Corian haussa un fin sourcil noir.
— Le prix de votre service a été payé, si vous voulez savoir, déclara la capitaine. Je n’ai pas de temps à perdre, alors vous allez dire gentiment oui, et vous lever de ce tabouret.
Le traqueur ouvrit la bouche pour répondre, mais la referma sans mot dire. Il lança à Isaobel un regard curieux, puis résigné :
— Je dois aller où ?
— Sur mon celesvoile, le Jewelisse. Vous allez vous rendre opérationnel – et si possible présentable, puis vous m’accompagnerez pour une petite virée à travers le pays. Cela ne vous tente pas de quitter cet endroit ? Si vous donnez satisfaction, vous n’aurez même pas besoin d’y retourner.
Isaobel tira de sa poche la lettre de mission et lui montra discrètement le sceau qui pendait en bas de la feuille. Elle éprouva une pointe de jubilation en voyant le visage de Corian pâlir davantage. Le jeune homme se leva d’un bond ; le tabouret bascula, mais il ne fit pas un geste pour le relever.
— Je… vous auriez dû commencer par cela plus tôt, bafouilla-t-il.
Il se pencha pour ramasser une de gibecière de cuir sobre, arrangea vaguement sa mise, puis la suivit d'un pas mal assuré.
Au regard que le patron posait sur Corian, Isaobel comprit qu’il devait laisser une ardoise conséquence. Sans se donner la peine de vérifier la somme, elle jeta une poignée de pastelles sur le comptoir avant de se diriger vers la sortie avec le traqueur de sang.
La ruelle au-dehors était à peine plus lumineuse que l’auberge. Les étages des bâtiments de torchis galeux et de briques disjointes se penchaient en encorbellement au-dessus de la rue, au point que les locataires qui se faisaient face auraient pu se tirer les poils de nez.

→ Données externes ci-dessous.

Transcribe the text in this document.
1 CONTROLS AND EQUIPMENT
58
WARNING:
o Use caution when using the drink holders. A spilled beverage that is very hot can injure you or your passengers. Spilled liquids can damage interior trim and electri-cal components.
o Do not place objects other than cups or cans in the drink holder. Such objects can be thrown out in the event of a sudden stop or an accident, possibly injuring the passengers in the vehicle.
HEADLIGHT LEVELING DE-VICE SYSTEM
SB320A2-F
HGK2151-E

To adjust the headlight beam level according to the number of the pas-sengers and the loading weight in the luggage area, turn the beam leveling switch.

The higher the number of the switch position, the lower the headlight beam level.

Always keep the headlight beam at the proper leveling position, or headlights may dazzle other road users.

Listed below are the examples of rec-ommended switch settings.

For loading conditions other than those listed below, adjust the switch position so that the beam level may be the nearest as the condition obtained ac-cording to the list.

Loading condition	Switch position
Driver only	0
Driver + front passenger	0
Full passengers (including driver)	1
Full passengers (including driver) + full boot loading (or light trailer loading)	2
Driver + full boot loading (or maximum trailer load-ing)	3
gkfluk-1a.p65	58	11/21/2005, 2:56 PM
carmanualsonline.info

La fumée des cheminées stagnait dans cette saignée irrégulière, ajoutant à la pénombre ambiante. Pourtant, Isaobel prit le temps de réexaminer le jeune homme. Il paraissait plus maître de lui-même qu’elle ne l’aurait supposé. Son manteau de traqueur avait été rallongé aux poignets, et chaque accroc avait été réparé avec le plus grand soin. L’écharpe rouge était délavée, mais relativement propre. Peut-être conservait-il une certaine étique professionnelle, en dépit des regards emplis de méfiance, voire de haine qui se posaient sur lui.
Elle se demanda de quoi il vivait ; elle voyait mal les citoyens d’Oneire faire appel à ses talents. Ce garçon avait été jeté comme un chiffon sale, et seule l’obsession de contrôle de l’ordre lui faisait garder la main sur cet élément indésirable. La capitaine le savait à présent : la disgrâce avait dû venir avant la déchéance.
La lueur de la ruelle accrocha soudain ses pupilles : d’un violet tirant vers le pourpre, cerclées d’un anneau d’un bleu très sombre. Aucun traqueur n’aurait dû posséder de tels yeux. Le cœur au bord des lèvres, Isaobel recula d’un pas. Le jeune homme assista à sa réaction avec perplexité. La capitaine s’obligea à se reprendre. Elle attrapa le bras de Corian et l'entraîna à sa suite, en tentant de réprimer la stupéfaction qui engourdissait tout son corps.
— Venez. Nous allons sur le Jewelisse. Je vous expliquerai tout cela loin des oreilles indiscrètes.